Retired senator Lillian Eva Dyck said she is not convinced that the federal government has “significantly or sufficiently” expedited its process for First Nations peoples to apply for status under the Indian Act, which is a requirement for First Nations peoples to access their rights.
Ottawa has internally acknowledged that it created a complicated and lengthy process to apply for status and that it is not well understood, as The Globe and Mail reported recently. That process is typically not quick: The federal government says waiting times for simple cases are between six and eight months, and, in complex cases, up to two years.
Speaking to a Senate committee Tuesday, Ms. Dyck also raised issues with what’s known as the second-generation cut-off. The federal rule, which took effect in 1985, legislates that after two consecutive generations of mixed status relationships – where one parent has status, and the other does not – children can no longer receive status.
“It is critically important to eliminate the second-generation cut-off,” Ms. Dyck said.
In a June, 2022, report, the Senate committee on Indigenous peoples made nine recommendations to address discrimination in provisions around Indian status, particularly against women, as well as existing difficulties in the application process.
For more than 100 years, up until 1985, federal laws mandated that any First Nations woman who married a non-status man be stripped of her status. Legislative changes that year, as well as over the past decade, have attempted to remedy the harms of past laws, allowing certain people to be newly registered.
The Senate committee has been focused on one such amendment, Bill S-3, which made changes in two stages, in 2017 and 2019. Bill S-3 allows descendants of First Nations women who had their status taken away – as early as 1869 – to register for status. The federal government estimates that several hundred thousand people became newly eligible for status as a result.
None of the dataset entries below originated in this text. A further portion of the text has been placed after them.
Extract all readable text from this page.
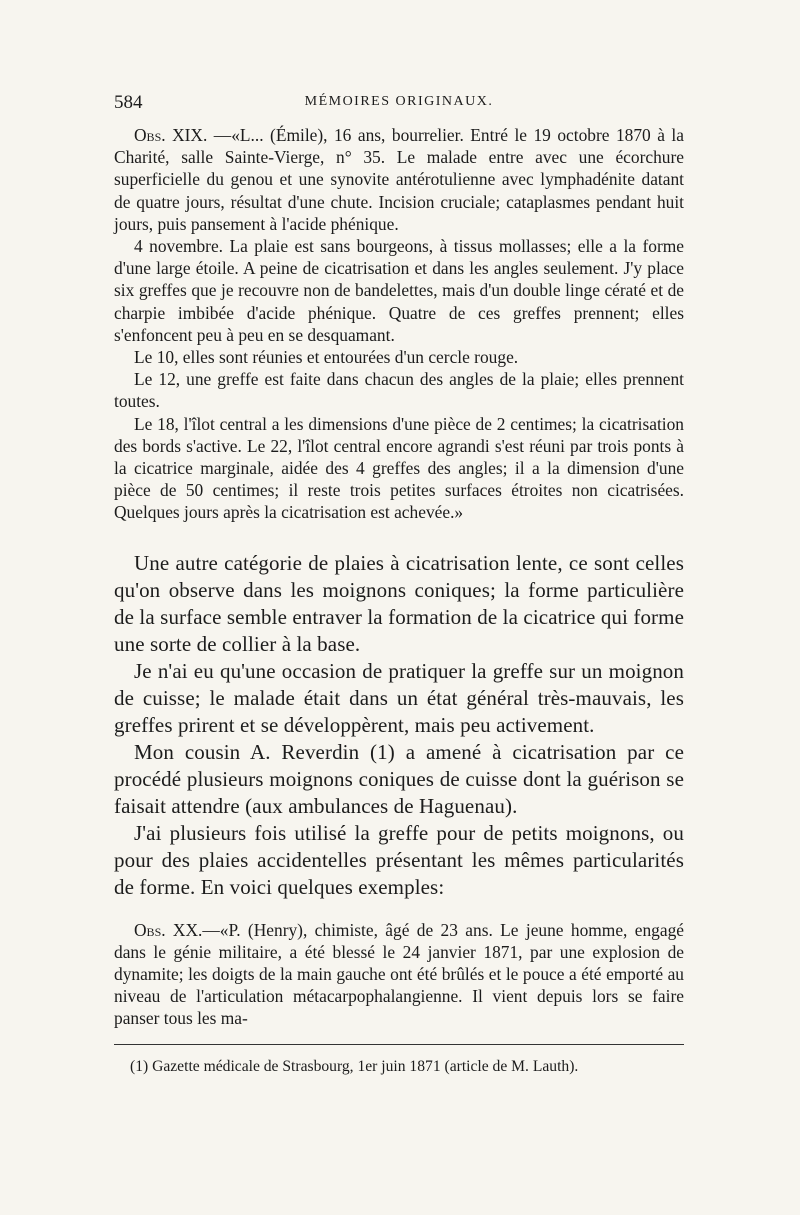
584	MÉMOIRES ORIGINAUX.

Obs. XIX. —«L... (Émile), 16 ans, bourrelier. Entré le 19 octobre 1870 à la Charité, salle Sainte-Vierge, n° 35. Le malade entre avec une écorchure superficielle du genou et une synovite antérotulienne avec lymphadénite datant de quatre jours, résultat d'une chute. Incision cruciale; cataplasmes pendant huit jours, puis pansement à l'acide phénique.

4 novembre. La plaie est sans bourgeons, à tissus mollasses; elle a la forme d'une large étoile. A peine de cicatrisation et dans les angles seulement. J'y place six greffes que je recouvre non de bandelettes, mais d'un double linge cératé et de charpie imbibée d'acide phénique. Quatre de ces greffes prennent; elles s'enfoncent peu à peu en se desquamant.

Le 10, elles sont réunies et entourées d'un cercle rouge.

Le 12, une greffe est faite dans chacun des angles de la plaie; elles prennent toutes.

Le 18, l'îlot central a les dimensions d'une pièce de 2 centimes; la cicatrisation des bords s'active. Le 22, l'îlot central encore agrandi s'est réuni par trois ponts à la cicatrice marginale, aidée des 4 greffes des angles; il a la dimension d'une pièce de 50 centimes; il reste trois petites surfaces étroites non cicatrisées. Quelques jours après la cicatrisation est achevée.»

Une autre catégorie de plaies à cicatrisation lente, ce sont celles qu'on observe dans les moignons coniques; la forme particulière de la surface semble entraver la formation de la cicatrice qui forme une sorte de collier à la base.

Je n'ai eu qu'une occasion de pratiquer la greffe sur un moignon de cuisse; le malade était dans un état général très-mauvais, les greffes prirent et se développèrent, mais peu activement.

Mon cousin A. Reverdin (1) a amené à cicatrisation par ce procédé plusieurs moignons coniques de cuisse dont la guérison se faisait attendre (aux ambulances de Haguenau).

J'ai plusieurs fois utilisé la greffe pour de petits moignons, ou pour des plaies accidentelles présentant les mêmes particularités de forme. En voici quelques exemples:

Obs. XX.—«P. (Henry), chimiste, âgé de 23 ans. Le jeune homme, engagé dans le génie militaire, a été blessé le 24 janvier 1871, par une explosion de dynamite; les doigts de la main gauche ont été brûlés et le pouce a été emporté au niveau de l'articulation métacarpophalangienne. Il vient depuis lors se faire panser tous les ma-

(1) Gazette médicale de Strasbourg, 1er juin 1871 (article de M. Lauth).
Yet, so far, it has only led to the registration of around 39,500 people.
Ms. Dyck, who championed Bill S-3 ahead of her retirement in 2020, said the government is not providing clear information about who is eligible to register, citing concerns from confused applicants.
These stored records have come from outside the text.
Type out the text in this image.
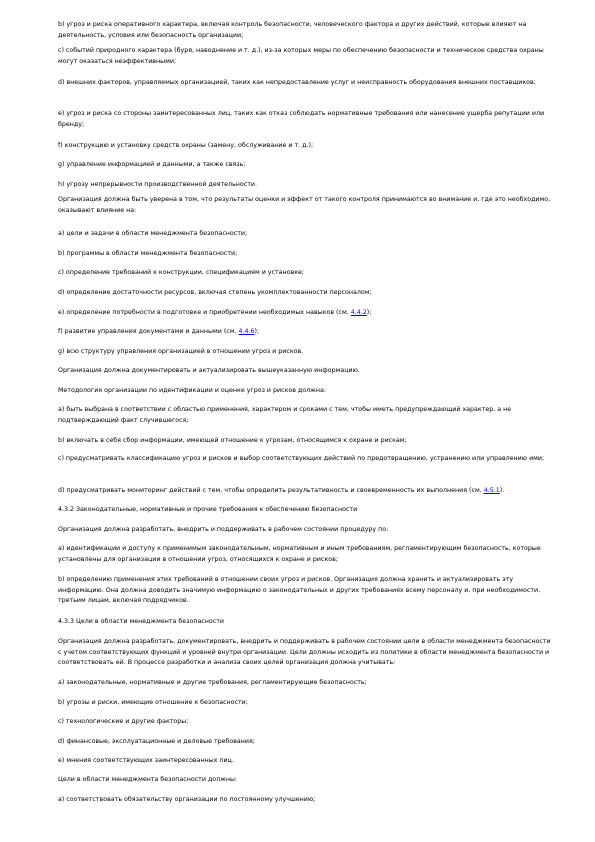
b) угроз и риска оперативного характера, включая контроль безопасности, человеческого фактора и других действий, которые влияют на деятельность, условия или безопасность организации;

c) событий природного характера (буря, наводнение и т. д.), из-за которых меры по обеспечению безопасности и техническое средства охраны могут оказаться неэффективными;

d) внешних факторов, управляемых организацией, таких как непредоставление услуг и неисправность оборудования внешних поставщиков;

e) угроз и риска со стороны заинтересованных лиц, таких как отказ соблюдать нормативные требования или нанесение ущерба репутации или бренду;

f) конструкцию и установку средств охраны (замену, обслуживание и т. д.);

g) управление информацией и данными, а также связь;

h) угрозу непрерывности производственной деятельности.

Организация должна быть уверена в том, что результаты оценки и эффект от такого контроля принимаются во внимание и, где это необходимо, оказывают влияние на:

a) цели и задачи в области менеджмента безопасности;

b) программы в области менеджмента безопасности;

c) определение требований к конструкции, спецификациям и установке;

d) определение достаточности ресурсов, включая степень укомплектованности персоналом;

e) определение потребности в подготовке и приобретении необходимых навыков (см. 4.4.2);

f) развитие управления документами и данными (см. 4.4.6);

g) всю структуру управления организацией в отношении угроз и рисков.

Организация должна документировать и актуализировать вышеуказанную информацию.

Методология организации по идентификации и оценке угроз и рисков должна:

a) быть выбрана в соответствии с областью применения, характером и сроками с тем, чтобы иметь предупреждающий характер, а не подтверждающий факт случившегося;

b) включать в себя сбор информации, имеющей отношение к угрозам, относящимся к охране и рискам;

c) предусматривать классификацию угроз и рисков и выбор соответствующих действий по предотвращению, устранению или управлению ими;

d) предусматривать мониторинг действий с тем, чтобы определить результативность и своевременность их выполнения (см. 4.5.1).

4.3.2 Законодательные, нормативные и прочие требования к обеспечению безопасности

Организация должна разработать, внедрить и поддерживать в рабочем состоянии процедуру по:

a) идентификации и доступу к применимым законодательным, нормативным и иным требованиям, регламентирующим безопасность, которые установлены для организации в отношении угроз, относящихся к охране и рисков;

b) определению применения этих требований в отношении своих угроз и рисков. Организация должна хранить и актуализировать эту информацию. Она должна доводить значимую информацию о законодательных и других требованиях всему персоналу и, при необходимости, третьим лицам, включая подрядчиков.

4.3.3 Цели в области менеджмента безопасности

Организация должна разработать, документировать, внедрить и поддерживать в рабочем состоянии цели в области менеджмента безопасности с учетом соответствующих функций и уровней внутри организации. Цели должны исходить из политики в области менеджмента безопасности и соответствовать ей. В процессе разработки и анализа своих целей организация должна учитывать:

a) законодательные, нормативные и другие требования, регламентирующие безопасность;

b) угрозы и риски, имеющие отношение к безопасности;

c) технологические и другие факторы;

d) финансовые, эксплуатационные и деловые требования;

e) мнения соответствующих заинтересованных лиц.

Цели в области менеджмента безопасности должны:

a) соответствовать обязательству организации по постоянному улучшению;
Advocates who testified Tuesday took issue with the federal government’s response to the committee’s recommendations, which Ottawa provided in late February. For instance, the government rejected a recommendation to repeal non-liability clauses that currently prevent the possibility of compensating women whose status was taken from them.
Ottawa also did not take up the committee’s recommendation to repeal the second-generation cut-off, saying instead, that Indigenous Services Canada would launch a consultation process over it. Ms. Dyck called this response “disconcerting,” but not surprising.
In her testimony, Shelagh Day, chair of the human rights committee at the Canadian Feminist Alliance for International Action and advocate to end sex-based discrimination in the Indian Act, reminded the committee of a 2019 report on registration issues by Claudette Dumont-Smith, which also called for a consultation process around ending the second-generation cut off.
“That’s four years ago – nothing has happened. Why is that? There’s a reluctance, here, to do anything about it,” she said.
Ottawa created the second-generation cut-off in 1985, when it ended provisions that took away the status of First Nations women who married non-status men. It meant that children born after 1985 to one parent with status and another without would receive a status designation known as 6(2). If a person with 6(2) status later has a child with someone without status, their child is not eligible to have status.
Sharon McIvor, who won a legal case over sex discrimination in the Indian Act, which resulted in legislative amendments in 2011, told the committee that it is unacceptable that processing timelines for Canadian passports and for status cards do not match up. (As of late February, it took an average of three months for applicants to receive a secure status card, according to Indigenous Services.)
She also addressed delays with the government’s application process to receive status.
“We have women that have been waiting for years – and they’re dying before they get their status,” she said. “I’m getting old now and I’ve been working at this for a long, long time, and small steps forward were made, but delay, delay, delay.”